Ainsi d’une association possible et hasardeuse entre deux œuvres très différentes mais dont le rapprochement fait sens : entre la sculpture de Damien Gete intitulée Par le moindre vestige et un personnage issu du célèbre triptyque du Jardin des délices peint également par Jérôme Bosch, conservé au musée du Prado à Madrid et daté entre 1494 et 1505. Assemblage réalisé en 2021, Par le moindre vestige est composé de feuilles d’essences diverses, de branchages et d’herbes sèches, enchâssés dans de la cire et des pigments qui semblent avoir été directement déversés dessus, de tasseaux de bois et de plusieurs moulages de mains et de pieds. Outre l’allusion à la technique de la chronophotographie de par l’agencement des tasseaux qui se terminent par les moulages des membres de l’artiste, de façon à se succéder visuellement, comme dans la décomposition photographique de la marche, maladroitement, de guingois, pas après pas, comment ne pas l’associer à l’ « Homme-arbre » du panneau de droite du Jardin des délices, qui regarde le spectateur ? Personnage énigmatique, peint dans des gris laiteux et se situant sur le panneau de l’Enfer, il est coiffé d’un plateau circulaire sur lequel dansent de minuscules personnages qui tournent autour d’un instrument de musique, vraisemblablement une cornemuse. Le corps de l’homme est ovoïde et nous tourne le dos. Il ressemble à un pachyderme ou à une coquille d’œuf craquelée, fendue à l’arrière. L’intérieur est creux et accueille là encore des petits personnages affairés.

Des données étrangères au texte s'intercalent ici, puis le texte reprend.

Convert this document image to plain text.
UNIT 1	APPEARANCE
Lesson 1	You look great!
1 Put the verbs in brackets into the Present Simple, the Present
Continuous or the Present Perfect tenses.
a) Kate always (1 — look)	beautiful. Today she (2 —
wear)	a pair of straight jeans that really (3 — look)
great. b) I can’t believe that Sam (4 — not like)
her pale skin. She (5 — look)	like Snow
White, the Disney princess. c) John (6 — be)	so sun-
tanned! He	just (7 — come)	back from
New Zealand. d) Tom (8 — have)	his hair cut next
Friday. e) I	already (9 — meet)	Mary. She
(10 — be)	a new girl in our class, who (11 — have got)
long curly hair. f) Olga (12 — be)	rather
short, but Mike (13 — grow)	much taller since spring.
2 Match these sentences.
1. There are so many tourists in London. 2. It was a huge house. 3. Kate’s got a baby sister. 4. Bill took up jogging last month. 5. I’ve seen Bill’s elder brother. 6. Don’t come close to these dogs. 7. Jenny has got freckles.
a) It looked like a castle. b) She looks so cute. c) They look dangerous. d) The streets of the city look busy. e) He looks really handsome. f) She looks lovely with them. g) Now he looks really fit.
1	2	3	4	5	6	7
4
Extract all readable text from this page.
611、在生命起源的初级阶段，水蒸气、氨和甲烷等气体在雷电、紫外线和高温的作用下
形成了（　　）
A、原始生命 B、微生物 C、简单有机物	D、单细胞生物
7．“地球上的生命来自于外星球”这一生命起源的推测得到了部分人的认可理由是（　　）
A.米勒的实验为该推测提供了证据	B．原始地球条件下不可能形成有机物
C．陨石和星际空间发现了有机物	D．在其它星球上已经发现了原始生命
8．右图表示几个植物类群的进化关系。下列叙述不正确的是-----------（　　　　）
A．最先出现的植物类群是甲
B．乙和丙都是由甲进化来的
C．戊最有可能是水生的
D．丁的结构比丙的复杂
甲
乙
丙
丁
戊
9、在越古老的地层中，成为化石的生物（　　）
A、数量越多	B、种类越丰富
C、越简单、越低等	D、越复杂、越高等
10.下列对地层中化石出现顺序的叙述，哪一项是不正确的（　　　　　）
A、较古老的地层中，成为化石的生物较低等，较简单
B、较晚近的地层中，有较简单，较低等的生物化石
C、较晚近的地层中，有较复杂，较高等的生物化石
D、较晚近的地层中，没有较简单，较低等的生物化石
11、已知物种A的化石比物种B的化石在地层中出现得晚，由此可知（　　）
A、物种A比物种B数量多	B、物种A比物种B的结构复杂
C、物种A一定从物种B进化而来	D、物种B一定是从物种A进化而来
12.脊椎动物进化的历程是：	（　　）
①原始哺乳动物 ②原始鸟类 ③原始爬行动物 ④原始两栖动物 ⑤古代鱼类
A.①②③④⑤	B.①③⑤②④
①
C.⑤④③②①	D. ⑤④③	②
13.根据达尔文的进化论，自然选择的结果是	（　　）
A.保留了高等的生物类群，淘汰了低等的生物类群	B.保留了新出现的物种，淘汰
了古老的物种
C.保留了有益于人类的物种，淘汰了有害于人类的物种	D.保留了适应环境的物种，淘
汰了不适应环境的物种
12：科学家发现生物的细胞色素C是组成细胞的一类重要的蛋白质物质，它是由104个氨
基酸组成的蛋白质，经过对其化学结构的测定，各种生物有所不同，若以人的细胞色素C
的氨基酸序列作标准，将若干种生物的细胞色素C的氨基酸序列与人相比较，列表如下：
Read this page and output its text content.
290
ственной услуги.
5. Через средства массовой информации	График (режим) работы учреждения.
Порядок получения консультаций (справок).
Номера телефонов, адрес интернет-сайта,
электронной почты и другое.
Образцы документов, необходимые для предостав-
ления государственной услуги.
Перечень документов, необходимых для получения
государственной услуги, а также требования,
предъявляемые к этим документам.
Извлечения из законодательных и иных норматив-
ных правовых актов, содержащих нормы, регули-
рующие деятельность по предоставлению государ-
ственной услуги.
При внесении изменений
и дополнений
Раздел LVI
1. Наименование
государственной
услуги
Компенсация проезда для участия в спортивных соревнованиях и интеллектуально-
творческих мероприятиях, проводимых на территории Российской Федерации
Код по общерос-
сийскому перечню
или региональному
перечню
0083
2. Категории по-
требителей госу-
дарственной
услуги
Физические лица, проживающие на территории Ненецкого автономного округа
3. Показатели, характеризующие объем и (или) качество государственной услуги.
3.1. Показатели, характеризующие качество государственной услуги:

L’un d’entre eux s’est saisi d’une échelle qu’il gravit afin d’atteindre cette antre étrangement sombre, supportée par deux membres hybrides, entre la jambe à la musculature souple et ployée et la branche noueuse aux ramifications effilées comme des aiguilles, épines qui transpercent ses propre parois. C’est drôle et effrayant à la fois. On dirait du plâtre, ou une figurine de tendre pierre calcaire, qui se serait animée pour nous, sortie de son dais.
Scorie. Monument
Nous sommes à la fin du mois de février 2022. Damien Gete prépare le second temps d’exposition de sa résidence à l’Être lieu. Il a construit des espèces de petites architectures avec du bois récupéré, qui rappellent un peu les gestes du peintre et sculpteur Jean-Pierre Pincemin, dont l’une des œuvres en volume est conservée au Muba de Tourcoing. Lorsqu’on la regarde, même si elle est sans ouverture, on perçoit le vide qu’elle contient, comme un caisson. Elle est fabriquée grâce à l’agencement de facettes de bois peintes fixées les unes aux autres. Elle n’est pas cubique mais plutôt dissymétrique. Damien Gete prépare un peu de cela dans sa future installation : des caissons, des petits monuments, conçus selon les dispositions des matériaux à se joindre, se soutenir, façonner un lieu, entourer du vide, avec des semblants de boîte, parvis, pilastre, fronton… plexiglas, bois aggloméré, polystyrène… glissements des formes aux matériaux et inversement, synecdoques autoproclamées, comme autant de traces de notre civilisation.